Francis Maude calls for Tories to change or face ruin at next election (6 Jun 2002)

Speaking on BBC1 'On the Record' last Sunday (2nd June 2002), senior Conservative politician Francis Maude called upon the Party to shed its "straight, white, middle-class male" image. He said that without quotas for women, ethnic minorities or gay candidates the Tories would face ruin at the next general election.

Mr Maude said his party should not rule out all-women shortlists, saying "Whether it's all-women shortlists or quotas or any kind of positive discrimination... it's all objectionable in principle. But what is more objectionable in principle is us being a party that is - looks - narrow and is not selecting a bench of candidates that is genuinely representative of the country. I think all of us find the idea of active intervention of this kind quite difficult. The penalty for not doing this is oblivion. We have to not just talk about change, but make change actually happen and that does mean making the case boldly, strongly, confidently for the kind of party we want to be."

Responding, Tory vice-chairman Shailesh Vara insisted that "positive discrimination" must be ruled out although he suggested Conservative Central Office should step in to ensure the party included adequate numbers of females, people of ethnic minorities and gay candidates if local associations failed to select them. He said only "guidance" would be given to associations that seek advice on selecting appropriate candidates. "Local autonomy is still a very strong feature of the Conservative Party," he told the BBC programme.

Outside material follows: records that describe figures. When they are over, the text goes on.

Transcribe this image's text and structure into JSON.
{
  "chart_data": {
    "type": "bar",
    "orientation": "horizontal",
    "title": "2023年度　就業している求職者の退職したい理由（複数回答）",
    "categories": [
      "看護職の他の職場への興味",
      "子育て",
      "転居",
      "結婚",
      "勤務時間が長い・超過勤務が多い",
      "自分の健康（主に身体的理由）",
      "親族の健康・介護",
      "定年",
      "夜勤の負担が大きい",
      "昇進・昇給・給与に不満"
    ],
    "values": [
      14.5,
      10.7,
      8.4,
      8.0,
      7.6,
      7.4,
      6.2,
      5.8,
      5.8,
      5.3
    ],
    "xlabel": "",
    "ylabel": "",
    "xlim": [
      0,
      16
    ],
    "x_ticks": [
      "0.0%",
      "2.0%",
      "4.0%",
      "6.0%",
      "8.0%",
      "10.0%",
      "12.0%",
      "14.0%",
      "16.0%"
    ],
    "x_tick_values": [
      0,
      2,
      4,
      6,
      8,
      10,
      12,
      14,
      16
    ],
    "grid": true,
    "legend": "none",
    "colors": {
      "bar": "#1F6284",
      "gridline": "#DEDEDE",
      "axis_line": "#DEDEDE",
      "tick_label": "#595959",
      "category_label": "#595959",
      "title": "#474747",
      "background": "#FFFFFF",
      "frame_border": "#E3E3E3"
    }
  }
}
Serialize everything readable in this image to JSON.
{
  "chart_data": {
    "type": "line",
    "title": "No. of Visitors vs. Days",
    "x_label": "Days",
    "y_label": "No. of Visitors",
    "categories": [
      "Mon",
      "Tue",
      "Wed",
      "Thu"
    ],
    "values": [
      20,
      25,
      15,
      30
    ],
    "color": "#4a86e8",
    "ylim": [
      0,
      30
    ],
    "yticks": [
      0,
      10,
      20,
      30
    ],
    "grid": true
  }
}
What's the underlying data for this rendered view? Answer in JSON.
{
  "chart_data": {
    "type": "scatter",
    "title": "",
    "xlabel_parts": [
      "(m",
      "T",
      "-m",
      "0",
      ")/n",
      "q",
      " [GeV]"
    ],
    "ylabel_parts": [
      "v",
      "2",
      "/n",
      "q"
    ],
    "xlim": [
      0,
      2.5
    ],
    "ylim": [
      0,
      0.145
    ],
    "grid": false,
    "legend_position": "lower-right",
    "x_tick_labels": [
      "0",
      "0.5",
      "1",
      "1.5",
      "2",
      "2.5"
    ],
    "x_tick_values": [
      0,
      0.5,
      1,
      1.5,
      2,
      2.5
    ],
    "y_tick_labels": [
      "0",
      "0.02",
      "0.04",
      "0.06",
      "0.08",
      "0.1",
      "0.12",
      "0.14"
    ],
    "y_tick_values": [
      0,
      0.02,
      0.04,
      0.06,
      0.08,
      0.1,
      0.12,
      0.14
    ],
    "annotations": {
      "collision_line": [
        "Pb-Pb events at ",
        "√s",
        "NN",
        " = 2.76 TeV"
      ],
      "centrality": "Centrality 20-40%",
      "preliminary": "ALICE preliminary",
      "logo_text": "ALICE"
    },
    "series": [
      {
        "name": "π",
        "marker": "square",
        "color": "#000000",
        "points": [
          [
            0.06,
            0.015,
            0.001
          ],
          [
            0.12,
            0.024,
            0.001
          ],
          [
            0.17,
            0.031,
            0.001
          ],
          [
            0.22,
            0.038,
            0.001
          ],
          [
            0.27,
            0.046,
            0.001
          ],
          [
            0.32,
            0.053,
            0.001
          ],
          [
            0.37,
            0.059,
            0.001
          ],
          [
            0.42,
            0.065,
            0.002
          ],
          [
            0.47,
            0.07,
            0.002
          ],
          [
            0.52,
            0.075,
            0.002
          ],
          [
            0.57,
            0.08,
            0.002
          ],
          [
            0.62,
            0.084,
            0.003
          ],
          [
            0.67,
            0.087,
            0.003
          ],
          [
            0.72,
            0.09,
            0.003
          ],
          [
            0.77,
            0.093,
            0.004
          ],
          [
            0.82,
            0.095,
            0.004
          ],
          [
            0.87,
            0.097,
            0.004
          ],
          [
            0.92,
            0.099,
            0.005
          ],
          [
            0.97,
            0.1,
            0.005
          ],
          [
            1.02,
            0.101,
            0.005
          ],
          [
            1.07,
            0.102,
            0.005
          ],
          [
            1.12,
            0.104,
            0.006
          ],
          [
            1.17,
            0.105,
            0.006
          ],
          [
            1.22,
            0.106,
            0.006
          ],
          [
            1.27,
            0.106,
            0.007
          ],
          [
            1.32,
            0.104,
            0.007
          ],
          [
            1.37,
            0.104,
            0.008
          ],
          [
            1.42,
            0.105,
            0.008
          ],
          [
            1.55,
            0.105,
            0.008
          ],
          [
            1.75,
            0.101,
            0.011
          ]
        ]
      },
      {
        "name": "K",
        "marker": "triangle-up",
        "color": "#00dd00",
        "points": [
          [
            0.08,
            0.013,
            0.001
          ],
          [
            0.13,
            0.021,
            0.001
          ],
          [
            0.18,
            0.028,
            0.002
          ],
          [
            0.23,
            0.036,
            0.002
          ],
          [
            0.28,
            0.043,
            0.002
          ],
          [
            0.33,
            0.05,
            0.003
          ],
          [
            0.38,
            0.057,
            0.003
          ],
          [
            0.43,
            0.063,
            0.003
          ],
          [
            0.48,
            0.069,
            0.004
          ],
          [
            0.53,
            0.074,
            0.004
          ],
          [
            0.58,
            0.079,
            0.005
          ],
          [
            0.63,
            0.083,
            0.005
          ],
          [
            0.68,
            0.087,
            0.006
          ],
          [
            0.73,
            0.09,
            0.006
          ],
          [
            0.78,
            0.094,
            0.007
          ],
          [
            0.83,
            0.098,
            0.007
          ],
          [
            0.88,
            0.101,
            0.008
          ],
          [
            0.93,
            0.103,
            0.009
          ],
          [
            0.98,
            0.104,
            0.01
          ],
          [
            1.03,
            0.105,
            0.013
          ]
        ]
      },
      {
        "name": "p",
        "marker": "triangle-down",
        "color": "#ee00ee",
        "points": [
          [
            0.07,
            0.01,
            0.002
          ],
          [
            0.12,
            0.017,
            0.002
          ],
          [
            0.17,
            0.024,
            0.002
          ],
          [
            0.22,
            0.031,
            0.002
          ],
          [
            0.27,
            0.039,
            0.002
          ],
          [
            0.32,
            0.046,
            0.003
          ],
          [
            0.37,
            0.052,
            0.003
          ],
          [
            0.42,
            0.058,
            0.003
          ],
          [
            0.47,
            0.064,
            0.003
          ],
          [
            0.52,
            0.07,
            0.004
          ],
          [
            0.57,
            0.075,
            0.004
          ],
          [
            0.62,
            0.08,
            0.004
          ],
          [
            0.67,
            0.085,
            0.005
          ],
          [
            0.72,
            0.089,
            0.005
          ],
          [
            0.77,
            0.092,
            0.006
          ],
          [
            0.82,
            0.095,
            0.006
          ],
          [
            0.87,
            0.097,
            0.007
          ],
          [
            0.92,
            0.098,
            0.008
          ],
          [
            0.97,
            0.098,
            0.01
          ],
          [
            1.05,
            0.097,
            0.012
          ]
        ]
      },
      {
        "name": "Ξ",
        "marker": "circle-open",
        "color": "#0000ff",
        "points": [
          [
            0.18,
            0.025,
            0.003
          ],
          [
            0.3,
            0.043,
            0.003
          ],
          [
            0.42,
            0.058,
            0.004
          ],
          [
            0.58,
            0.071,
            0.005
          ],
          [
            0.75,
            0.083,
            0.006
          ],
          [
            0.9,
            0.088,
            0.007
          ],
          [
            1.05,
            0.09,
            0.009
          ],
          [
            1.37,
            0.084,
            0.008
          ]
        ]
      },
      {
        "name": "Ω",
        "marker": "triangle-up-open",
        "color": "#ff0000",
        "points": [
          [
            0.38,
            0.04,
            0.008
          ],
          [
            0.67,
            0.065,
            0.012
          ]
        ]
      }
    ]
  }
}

Mr Vara's comments sound to me like gobbledygook - the Party is going to give 'guidance' to 'ensure' that associations choose candidates that Central Office thinks are 'appropriate', but 'local autonomy' is to be respected. I don't particularly like the idea of positive discrimination, any more than it appears does Mr Maude, but this verbal legerdemain by Mr Vara is unconvincing. What it all seems to boil down to is that Central Office privately recognises that the sexism, bigotry, racism and homophobia which exist in many associations throughout the country  is a real barrier to the Party choosing candidates (in winnable and often in non-winnable seats too) that reflect the realities of modern Britain, and it recognises that unless it can change this it stands little chance of electoral success. It seems that the Party is stuck with the wrong kinds of members and it won't attract [back] other kinds of members until it can break out of this vicious circle and adopt policies which are less anachronistic, whilst still retaining some semblance of the 'local autonomy' it prizes. I've written about this basic contradiction many times before and it seems the Party remains stuck in the rut which has led it to disaster.